Klecksography is the art of making images with inkblots – think of Hermann Rorschach and the inkblot test that bears his name.
The method is a well-known pop culture symbol but goes back to the Renaissance. But it was only reborn again in the late 1800s when physician and poet Justinus Kerner accidentally dropped blots of ink onto paper – due to his failing eyesight. He was about to throw the paper away, but by folding the paper he found this intriguing and fascinating shapes appearing in front of his eyes. He worked on these forms into complex cartoons and used them to illustrate his poems.
Around the same time, a similar art form was described in the Book Gobolinks or Shadow-Pictures For Young And Old (Stuart and Paine, 1896), which illuminates how to make inkblot monsters and use them as prompts for imaginative writing.

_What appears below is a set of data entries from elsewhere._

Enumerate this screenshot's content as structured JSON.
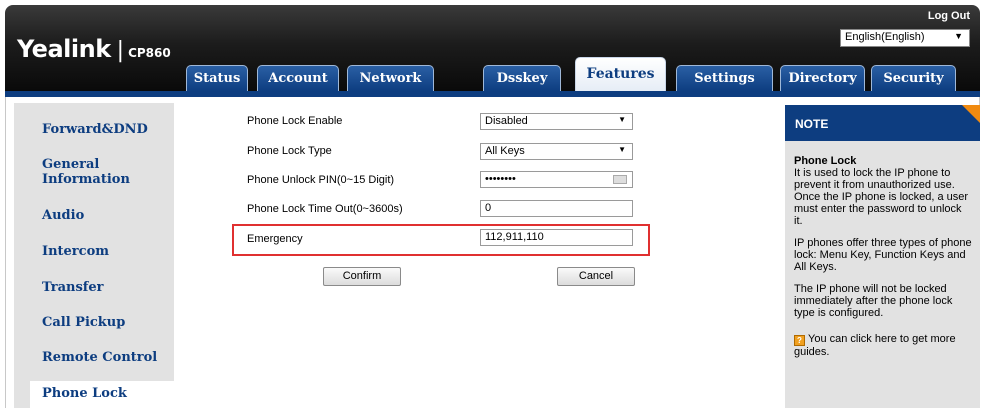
{
  "header": {
    "brand": "Yealink",
    "model": "CP860",
    "logout_label": "Log Out",
    "language": "English(English)"
  },
  "tabs": [
    {
      "label": "Status"
    },
    {
      "label": "Account"
    },
    {
      "label": "Network"
    },
    {
      "label": "Dsskey"
    },
    {
      "label": "Features",
      "active": true
    },
    {
      "label": "Settings"
    },
    {
      "label": "Directory"
    },
    {
      "label": "Security"
    }
  ],
  "sidebar": {
    "items": [
      {
        "label": "Forward&DND"
      },
      {
        "label": "General\nInformation"
      },
      {
        "label": "Audio"
      },
      {
        "label": "Intercom"
      },
      {
        "label": "Transfer"
      },
      {
        "label": "Call Pickup"
      },
      {
        "label": "Remote Control"
      },
      {
        "label": "Phone Lock",
        "active": true
      }
    ]
  },
  "form": {
    "phone_lock_enable": {
      "label": "Phone Lock Enable",
      "value": "Disabled"
    },
    "phone_lock_type": {
      "label": "Phone Lock Type",
      "value": "All Keys"
    },
    "unlock_pin": {
      "label": "Phone Unlock PIN(0~15 Digit)",
      "value": "••••••••"
    },
    "lock_timeout": {
      "label": "Phone Lock Time Out(0~3600s)",
      "value": "0"
    },
    "emergency": {
      "label": "Emergency",
      "value": "112,911,110"
    },
    "confirm_label": "Confirm",
    "cancel_label": "Cancel"
  },
  "note": {
    "heading": "NOTE",
    "title": "Phone Lock",
    "p1": "It is used to lock the IP phone to prevent it from unauthorized use. Once the IP phone is locked, a user must enter the password to unlock it.",
    "p2": "IP phones offer three types of phone lock: Menu Key, Function Keys and All Keys.",
    "p3": "The IP phone will not be locked immediately after the phone lock type is configured.",
    "guide_text": "You can click here to get more guides.",
    "guide_icon": "?"
  },
  "colors": {
    "brand_blue": "#0d3d80",
    "highlight_red": "#e03030",
    "note_accent": "#f08a10"
  }
}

Years later, the artist psychologist Hermann Rorschach gets into the picture. He used to love klecksography so much as a child that he carried the nickname “Klecks” by his friends. He went back and forth between medicine and art before he eventually settled on medicine– but brought his artistic side along with him. He published his book Psychodiagnotik (1921) and invented the Rorschach test – which was not meant to become a standard test in psychoanalysis. Rorschach’s intention when he started of creating the test was a way to study how people see things – to inspire visual free association which would uncover unconscious tendencies and desires. However, he realised that people with different kinds of personalities were seeing the shapes differently and that he could use these images as a real test.
Rorschach selected ten of his inkblots, designed to be ambiguous and as different as possible and asked the person in his sample test group to describe what they see. In doing so, they would actually open up and talk themselves, and how they project meaning on to the real world. In the 1060s it was the most widely used projective test.
The Rorschach test aren’t used anymore in the same sense, but the psychological community still can’t grasp why these ten cards produces such rich responses to similar mental tests. We like to think that it might have to do with Rorschach was not only a great psychologist but a great artist in his obsession with Kleksography.
At the end of the day, the inkblots are just abstract images, and nothing else. And Hermann Rorschach was aware of that, but he saw the art as a tool to bring forth the power of the mind. As humans, we try to associate unknown shapes with familiar objects, as a way to grasp something unfamiliar or unknown and make it tangible. Something that all artists in any medium should aspire to.